The most urgent AI security risks in 2026
Prompt injection attracts significant attention, but it is not the most widespread risk in deployed systems today. The risks that affect the widest range of production deployments are covered below.
Ungoverned tool calls. An agent running without an MCP gateway has no constraint on what tools it can call or what data those tools return. An agent with write access to a production database and no MCP gateway in front of it can read, modify, or delete records with no audit trail and no policy enforcement.
Credential scatter. As organizations deploy more agents, provider API keys accumulate across environment variables, developer dotfiles, and CI pipelines. Each key is a potential exposure point. An LLM gateway centralizes provider credentials and removes per-application key management. The same discipline applies to tool-call credentials. Secrets should be provisioned just-in-time at the MCP gateway rather than stored in agent configs.
Agent runtime blindness. Without hooks at the agent level, security teams have no visibility into which MCP servers are installed in their environment, what tools those servers expose, or what actions they are performing. AI-powered detection in existing SIEM tools and prompt-filtering firewalls see model inputs and outputs. They do not see what the agent does after the model responds, which is where tool calls execute and where most of the risk lives.
A note on Speakeasy
Speakeasy is building the AI control plane. It covers the model-call and tool-call layers where traditional security tooling has no visibility.

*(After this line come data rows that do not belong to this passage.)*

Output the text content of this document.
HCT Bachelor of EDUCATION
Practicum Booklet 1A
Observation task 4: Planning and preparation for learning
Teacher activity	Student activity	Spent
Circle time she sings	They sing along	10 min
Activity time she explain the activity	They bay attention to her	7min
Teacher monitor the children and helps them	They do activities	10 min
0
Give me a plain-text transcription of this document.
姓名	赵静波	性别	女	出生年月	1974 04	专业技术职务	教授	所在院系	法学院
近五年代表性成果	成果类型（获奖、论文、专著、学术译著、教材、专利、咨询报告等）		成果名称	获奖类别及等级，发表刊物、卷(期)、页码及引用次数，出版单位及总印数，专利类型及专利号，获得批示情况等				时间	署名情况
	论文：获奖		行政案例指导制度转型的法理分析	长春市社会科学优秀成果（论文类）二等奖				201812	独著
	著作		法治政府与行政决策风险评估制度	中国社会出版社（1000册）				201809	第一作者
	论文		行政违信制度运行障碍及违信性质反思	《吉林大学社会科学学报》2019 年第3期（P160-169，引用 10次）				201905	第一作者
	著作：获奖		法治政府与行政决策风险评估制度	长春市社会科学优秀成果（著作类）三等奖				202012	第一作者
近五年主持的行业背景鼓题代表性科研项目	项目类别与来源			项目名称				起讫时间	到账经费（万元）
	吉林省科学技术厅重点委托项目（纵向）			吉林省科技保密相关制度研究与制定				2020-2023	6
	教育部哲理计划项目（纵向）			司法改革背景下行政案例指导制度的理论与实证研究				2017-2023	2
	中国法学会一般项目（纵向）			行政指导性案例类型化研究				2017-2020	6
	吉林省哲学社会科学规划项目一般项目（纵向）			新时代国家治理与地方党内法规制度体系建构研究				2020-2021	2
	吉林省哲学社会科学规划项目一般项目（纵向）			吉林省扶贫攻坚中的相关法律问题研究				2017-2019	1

The diagram below shows how shared identity, agent hooks, and MCP gateway connect on a single governed path from every agent to every system.
Agent hooks for runtime visibility
Speakeasy ships hook configurations for Claude Code and Cursor as native plugins. From the moment a hook is active, every prompt submission, tool call, and model response is captured as a structured event.
This gives security teams:
- A complete record of every agent session across every developer and model provider
- Visibility into which MCP servers are active and what tools they are calling
- The ability to enforce policy before a prompt is submitted or a tool call is made
MCP gateway for tool-call governance
An agent with access to a production database through an MCP server and no gateway in front of it has full credentials and no audit trail. The Speakeasy MCP gateway sits between every agent and every tool it can reach, and handles:
- Authenticating the calling agent before forwarding any tool call
- Enforcing tool-level access policy
- Provisioning credentials just-in-time rather than storing them in agent configs
- Logging every call with its arguments and result
MCP servers that were previously managed per-developer are registered once in the control plane and governed from that point forward.
Shared identity foundation
Both layers operate on the same identity. Every tool call is attributable to a specific user and agent rather than an anonymous process. That attribution is what makes the audit trail actionable across the full five-layer stack.
For organizations working through the five-layer framework, ungoverned tool calls are almost always the most urgent gap. The MCP gateway is the right starting point.